Provenance exlibris (a) Provinzial Gewebbschele zu Aachen, then (b) Deutsche Akademie der Luftfahrtforschung, and then (c) Wright Field Library (Dayton, Ohio), and finally (d) the Library of Congress. There are ownership rubber stamps on text block page edge at top and bottom, a stamped gilt title on the bottom of the spine, and two scant stamps on the contents page, and that's it. Very nice, tight, fresh copy.
Each section (stuck 5-8) is offered with their original wrappers bound in (save section 8 which lacks the rear wrapper). The original wrappers for the AdP are uncommon. $750
Four early and significant papers by Dalton (their first appearance in German) occupying pp 101-11, then pp 184-198, then pp 287-292, an then lastly pp 293-96.
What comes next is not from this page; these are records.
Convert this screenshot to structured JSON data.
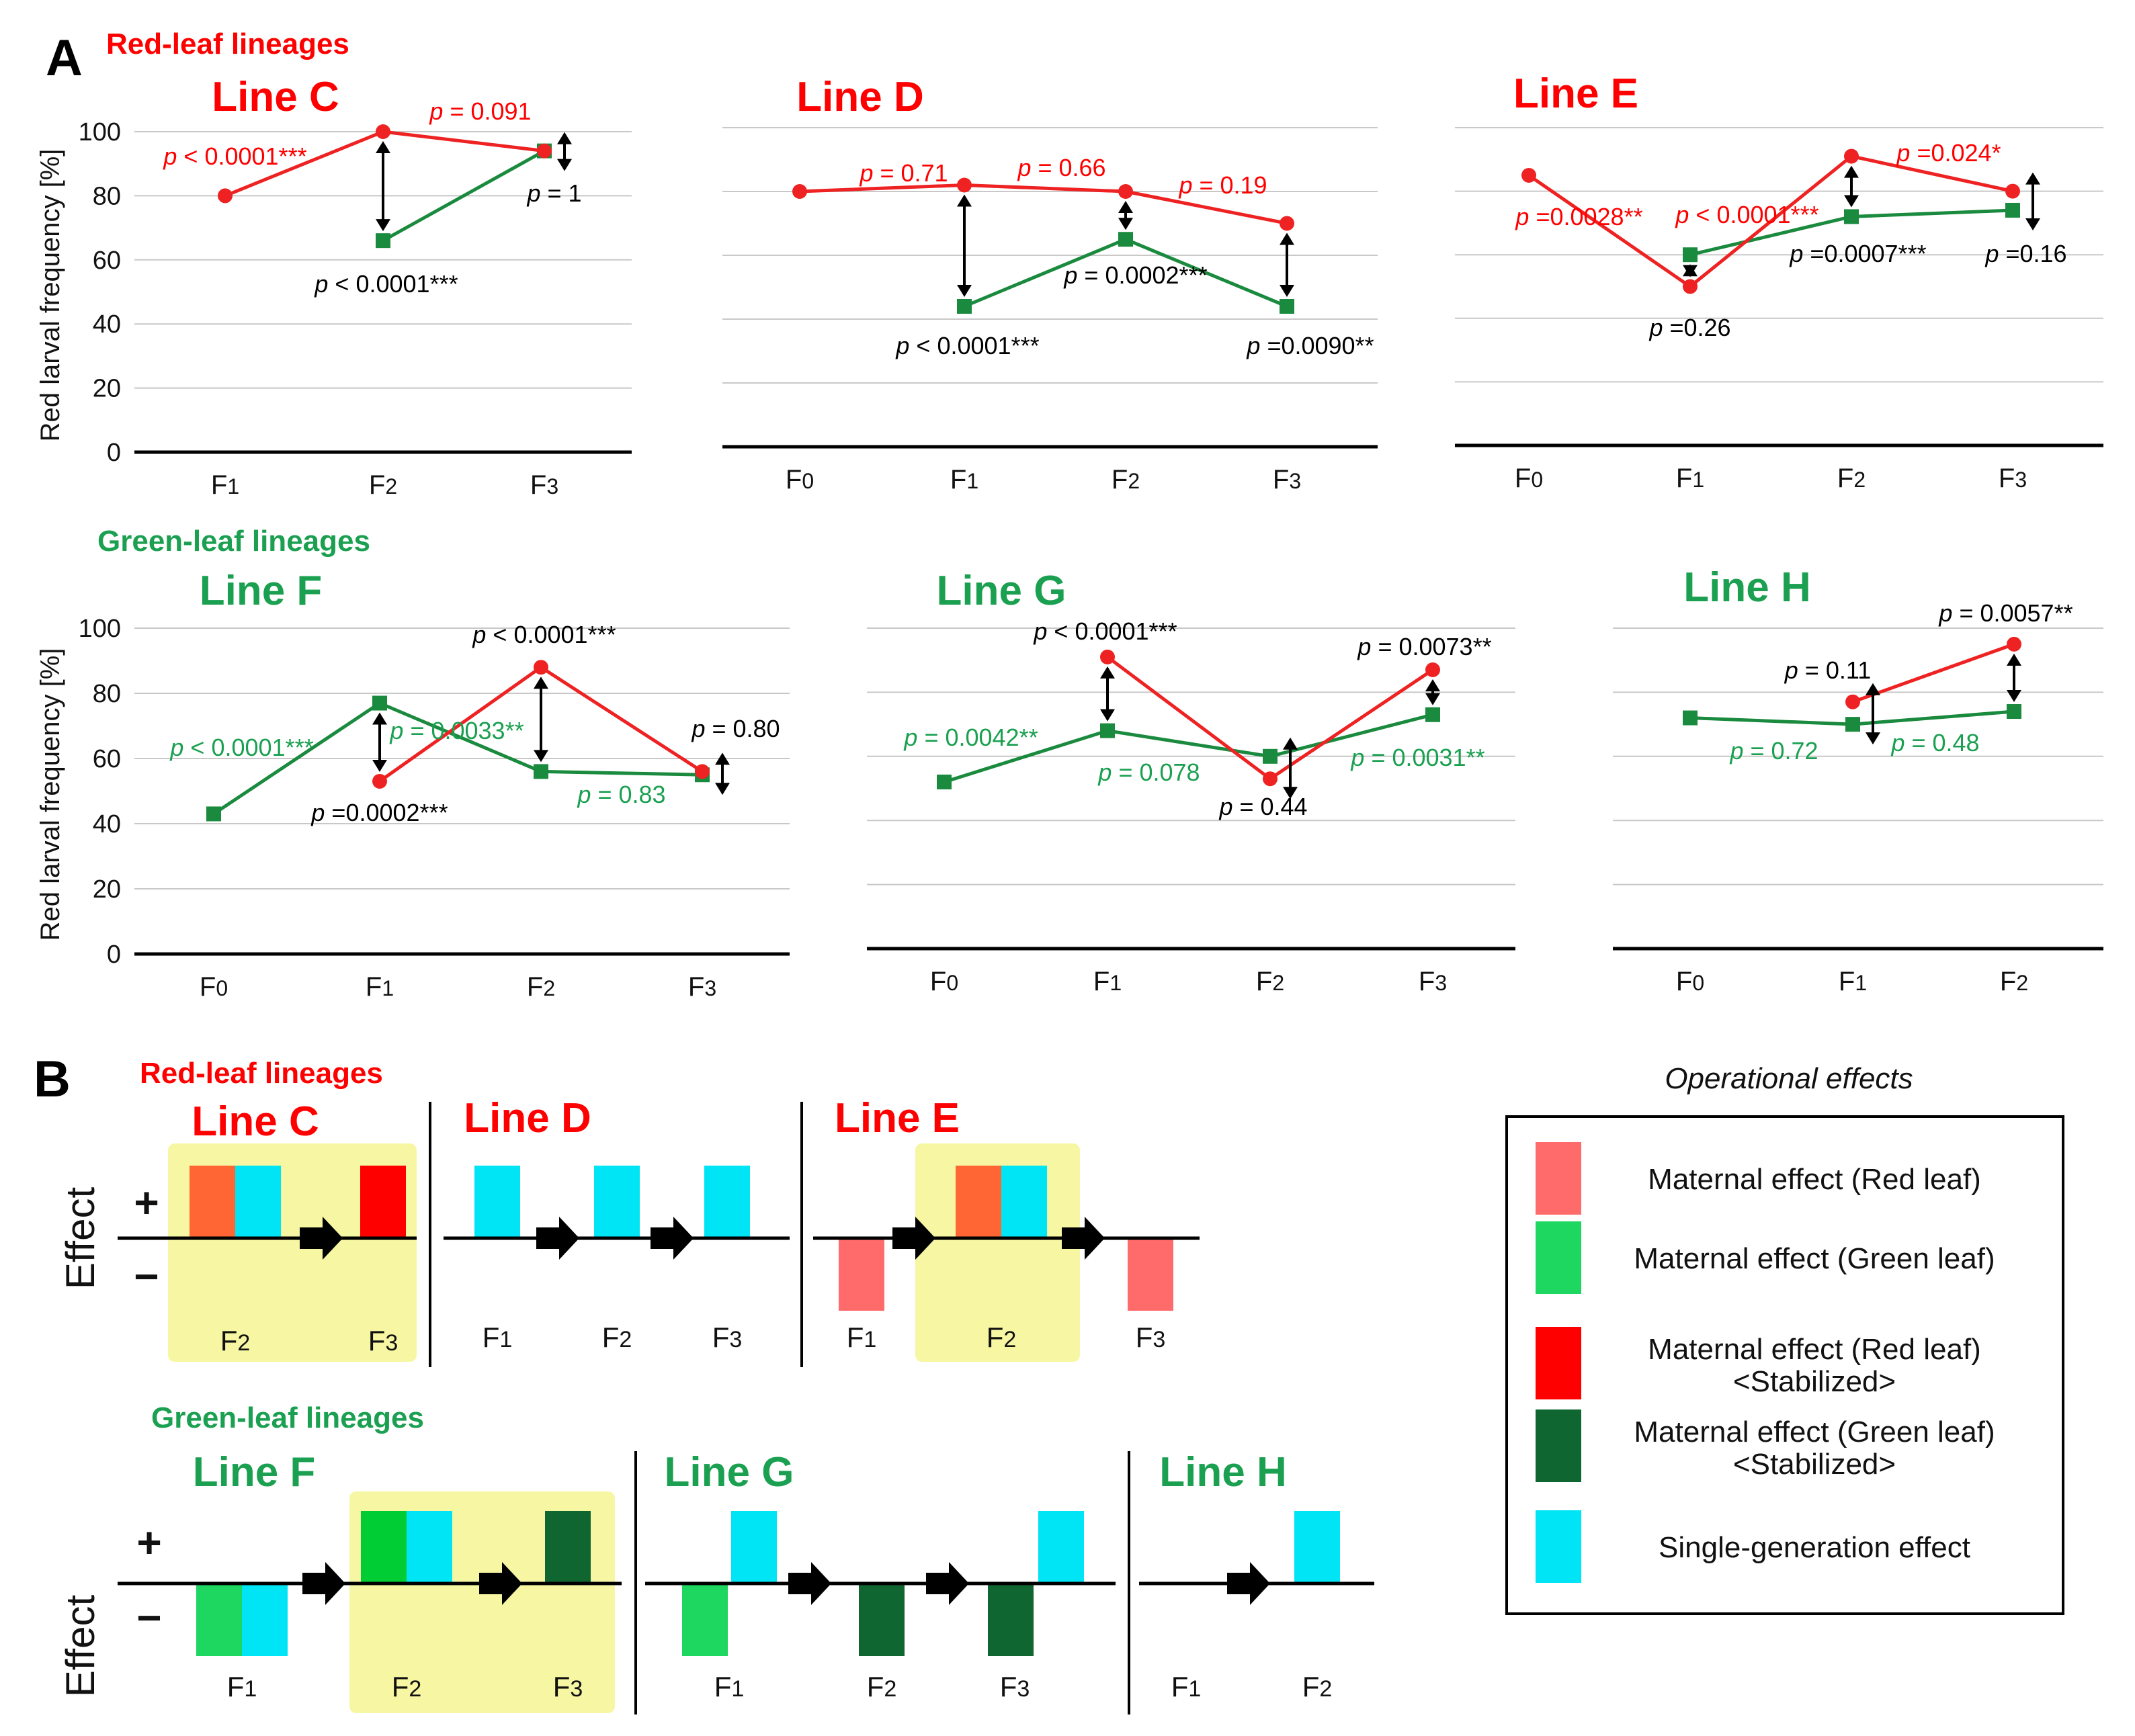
{
  "colors": {
    "red_line": "#ee2222",
    "green_line": "#1a8a3e",
    "red_text": "#ff0000",
    "green_text": "#1aa050",
    "highlight": "#f7f7a3",
    "grid": "#c8c8c8",
    "maternal_red": "#ff6b6b",
    "maternal_red_overlap": "#ff6633",
    "maternal_green": "#1ed760",
    "maternal_green_overlap": "#00cc33",
    "stabilized_red": "#ff0000",
    "stabilized_green": "#0f6630",
    "single_generation": "#00e5f5"
  },
  "panel_a": {
    "label": "A",
    "red_group_label": "Red-leaf lineages",
    "green_group_label": "Green-leaf lineages",
    "y_axis_label": "Red larval frequency [%]",
    "y_ticks": [
      "0",
      "20",
      "40",
      "60",
      "80",
      "100"
    ]
  },
  "panel_b": {
    "label": "B",
    "red_group_label": "Red-leaf lineages",
    "green_group_label": "Green-leaf lineages",
    "y_axis_label": "Effect",
    "plus": "+",
    "minus": "−",
    "legend_title": "Operational effects",
    "legend": [
      {
        "label": "Maternal effect (Red leaf)",
        "sub": "",
        "color": "#ff6b6b"
      },
      {
        "label": "Maternal effect (Green leaf)",
        "sub": "",
        "color": "#1ed760"
      },
      {
        "label": "Maternal effect (Red leaf)",
        "sub": "<Stabilized>",
        "color": "#ff0000"
      },
      {
        "label": "Maternal effect (Green leaf)",
        "sub": "<Stabilized>",
        "color": "#0f6630"
      },
      {
        "label": "Single-generation effect",
        "sub": "",
        "color": "#00e5f5"
      }
    ]
  },
  "chart_data": [
    {
      "type": "line",
      "group": "red-leaf",
      "title": "Line C",
      "categories": [
        "F1",
        "F2",
        "F3"
      ],
      "ylim": [
        0,
        100
      ],
      "ylabel": "Red larval frequency [%]",
      "series": [
        {
          "name": "red",
          "values": [
            80,
            100,
            94
          ]
        },
        {
          "name": "green",
          "values": [
            null,
            66,
            94
          ]
        }
      ],
      "arrows": [
        1,
        2
      ],
      "annotations": [
        {
          "text": "p < 0.0001***",
          "color": "red"
        },
        {
          "text": "p = 0.091",
          "color": "red"
        },
        {
          "text": "p < 0.0001***",
          "color": "black"
        },
        {
          "text": "p = 1",
          "color": "black"
        }
      ]
    },
    {
      "type": "line",
      "group": "red-leaf",
      "title": "Line D",
      "categories": [
        "F0",
        "F1",
        "F2",
        "F3"
      ],
      "ylim": [
        0,
        100
      ],
      "series": [
        {
          "name": "red",
          "values": [
            80,
            82,
            80,
            70
          ]
        },
        {
          "name": "green",
          "values": [
            null,
            44,
            65,
            44
          ]
        }
      ],
      "arrows": [
        1,
        2,
        3
      ],
      "annotations": [
        {
          "text": "p = 0.71",
          "color": "red"
        },
        {
          "text": "p = 0.66",
          "color": "red"
        },
        {
          "text": "p = 0.19",
          "color": "red"
        },
        {
          "text": "p < 0.0001***",
          "color": "black"
        },
        {
          "text": "p = 0.0002***",
          "color": "black"
        },
        {
          "text": "p =0.0090**",
          "color": "black"
        }
      ]
    },
    {
      "type": "line",
      "group": "red-leaf",
      "title": "Line E",
      "categories": [
        "F0",
        "F1",
        "F2",
        "F3"
      ],
      "ylim": [
        0,
        100
      ],
      "series": [
        {
          "name": "red",
          "values": [
            85,
            50,
            91,
            80
          ]
        },
        {
          "name": "green",
          "values": [
            null,
            60,
            72,
            74
          ]
        }
      ],
      "arrows": [
        1,
        2,
        3
      ],
      "annotations": [
        {
          "text": "p =0.0028**",
          "color": "red"
        },
        {
          "text": "p < 0.0001***",
          "color": "red"
        },
        {
          "text": "p =0.024*",
          "color": "red"
        },
        {
          "text": "p =0.26",
          "color": "black"
        },
        {
          "text": "p =0.0007***",
          "color": "black"
        },
        {
          "text": "p =0.16",
          "color": "black"
        }
      ]
    },
    {
      "type": "line",
      "group": "green-leaf",
      "title": "Line F",
      "categories": [
        "F0",
        "F1",
        "F2",
        "F3"
      ],
      "ylim": [
        0,
        100
      ],
      "ylabel": "Red larval frequency [%]",
      "series": [
        {
          "name": "red",
          "values": [
            null,
            53,
            88,
            56
          ]
        },
        {
          "name": "green",
          "values": [
            43,
            77,
            56,
            55
          ]
        }
      ],
      "arrows": [
        1,
        2,
        3
      ],
      "annotations": [
        {
          "text": "p < 0.0001***",
          "color": "green"
        },
        {
          "text": "p = 0.0033**",
          "color": "green"
        },
        {
          "text": "p = 0.83",
          "color": "green"
        },
        {
          "text": "p < 0.0001***",
          "color": "black"
        },
        {
          "text": "p =0.0002***",
          "color": "black"
        },
        {
          "text": "p = 0.80",
          "color": "black"
        }
      ]
    },
    {
      "type": "line",
      "group": "green-leaf",
      "title": "Line G",
      "categories": [
        "F0",
        "F1",
        "F2",
        "F3"
      ],
      "ylim": [
        0,
        100
      ],
      "series": [
        {
          "name": "red",
          "values": [
            null,
            91,
            53,
            87
          ]
        },
        {
          "name": "green",
          "values": [
            52,
            68,
            60,
            73
          ]
        }
      ],
      "arrows": [
        1,
        2,
        3
      ],
      "annotations": [
        {
          "text": "p = 0.0042**",
          "color": "green"
        },
        {
          "text": "p = 0.078",
          "color": "green"
        },
        {
          "text": "p = 0.0031**",
          "color": "green"
        },
        {
          "text": "p < 0.0001***",
          "color": "black"
        },
        {
          "text": "p = 0.44",
          "color": "black"
        },
        {
          "text": "p = 0.0073**",
          "color": "black"
        }
      ]
    },
    {
      "type": "line",
      "group": "green-leaf",
      "title": "Line H",
      "categories": [
        "F0",
        "F1",
        "F2"
      ],
      "ylim": [
        0,
        100
      ],
      "series": [
        {
          "name": "red",
          "values": [
            null,
            77,
            95
          ]
        },
        {
          "name": "green",
          "values": [
            72,
            70,
            74
          ]
        }
      ],
      "arrows": [
        1,
        2
      ],
      "annotations": [
        {
          "text": "p = 0.72",
          "color": "green"
        },
        {
          "text": "p = 0.48",
          "color": "green"
        },
        {
          "text": "p = 0.11",
          "color": "black"
        },
        {
          "text": "p = 0.0057**",
          "color": "black"
        }
      ]
    },
    {
      "type": "bar",
      "panel": "B",
      "group": "red-leaf",
      "title": "Line C",
      "generations": [
        "F2",
        "F3"
      ],
      "effects": [
        {
          "generation": "F2",
          "direction": "+",
          "kinds": [
            "maternal-red",
            "single-generation"
          ]
        },
        {
          "generation": "F3",
          "direction": "+",
          "kinds": [
            "maternal-red-stabilized"
          ]
        }
      ],
      "highlighted": [
        "F2",
        "F3"
      ]
    },
    {
      "type": "bar",
      "panel": "B",
      "group": "red-leaf",
      "title": "Line D",
      "generations": [
        "F1",
        "F2",
        "F3"
      ],
      "effects": [
        {
          "generation": "F1",
          "direction": "+",
          "kinds": [
            "single-generation"
          ]
        },
        {
          "generation": "F2",
          "direction": "+",
          "kinds": [
            "single-generation"
          ]
        },
        {
          "generation": "F3",
          "direction": "+",
          "kinds": [
            "single-generation"
          ]
        }
      ],
      "highlighted": []
    },
    {
      "type": "bar",
      "panel": "B",
      "group": "red-leaf",
      "title": "Line E",
      "generations": [
        "F1",
        "F2",
        "F3"
      ],
      "effects": [
        {
          "generation": "F1",
          "direction": "-",
          "kinds": [
            "maternal-red"
          ]
        },
        {
          "generation": "F2",
          "direction": "+",
          "kinds": [
            "maternal-red",
            "single-generation"
          ]
        },
        {
          "generation": "F3",
          "direction": "-",
          "kinds": [
            "maternal-red"
          ]
        }
      ],
      "highlighted": [
        "F2"
      ]
    },
    {
      "type": "bar",
      "panel": "B",
      "group": "green-leaf",
      "title": "Line F",
      "generations": [
        "F1",
        "F2",
        "F3"
      ],
      "effects": [
        {
          "generation": "F1",
          "direction": "-",
          "kinds": [
            "maternal-green",
            "single-generation"
          ]
        },
        {
          "generation": "F2",
          "direction": "+",
          "kinds": [
            "maternal-green",
            "single-generation"
          ]
        },
        {
          "generation": "F3",
          "direction": "+",
          "kinds": [
            "maternal-green-stabilized"
          ]
        }
      ],
      "highlighted": [
        "F2",
        "F3"
      ]
    },
    {
      "type": "bar",
      "panel": "B",
      "group": "green-leaf",
      "title": "Line G",
      "generations": [
        "F1",
        "F2",
        "F3"
      ],
      "effects": [
        {
          "generation": "F1",
          "direction": "-",
          "kinds": [
            "maternal-green"
          ]
        },
        {
          "generation": "F1",
          "direction": "+",
          "kinds": [
            "single-generation"
          ]
        },
        {
          "generation": "F2",
          "direction": "-",
          "kinds": [
            "maternal-green-stabilized"
          ]
        },
        {
          "generation": "F3",
          "direction": "-",
          "kinds": [
            "maternal-green-stabilized"
          ]
        },
        {
          "generation": "F3",
          "direction": "+",
          "kinds": [
            "single-generation"
          ]
        }
      ],
      "highlighted": []
    },
    {
      "type": "bar",
      "panel": "B",
      "group": "green-leaf",
      "title": "Line H",
      "generations": [
        "F1",
        "F2"
      ],
      "effects": [
        {
          "generation": "F2",
          "direction": "+",
          "kinds": [
            "single-generation"
          ]
        }
      ],
      "highlighted": []
    }
  ]
}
"Three papers that Dalton read to the Manchester Literary and Philosophical Society in 1799 and 1800 (in which year he became the Society's secretary) show how much the question of water vapor continued to exercise him. In the first paper he discusses the balance in nature between rain, dew, river-water runoff, and evaporation. In the course of this discussion, he provided the earliest definition of the dew point. Then followed two competent, but more pedestrian, papers on heat, in which his firm belief in a fluid of heat is well-displayed and his complete acceptance of the particular caloric theory of William Irvine an Adair Crawford is apparent. The really dramatic development came in the summer of 1801. By 14 September, Dalton was confident enough in his ideas to write to William Nicholson’s recently established monthly Journal of Natural Philosophy, Chemistry and the Arts. It showed no hesitation in publishing his “New Theory of the Constitution of Mixed Aeriform Fluids, and Particularly of the Atmosphere.”--Dictionary of Scientific Biography online.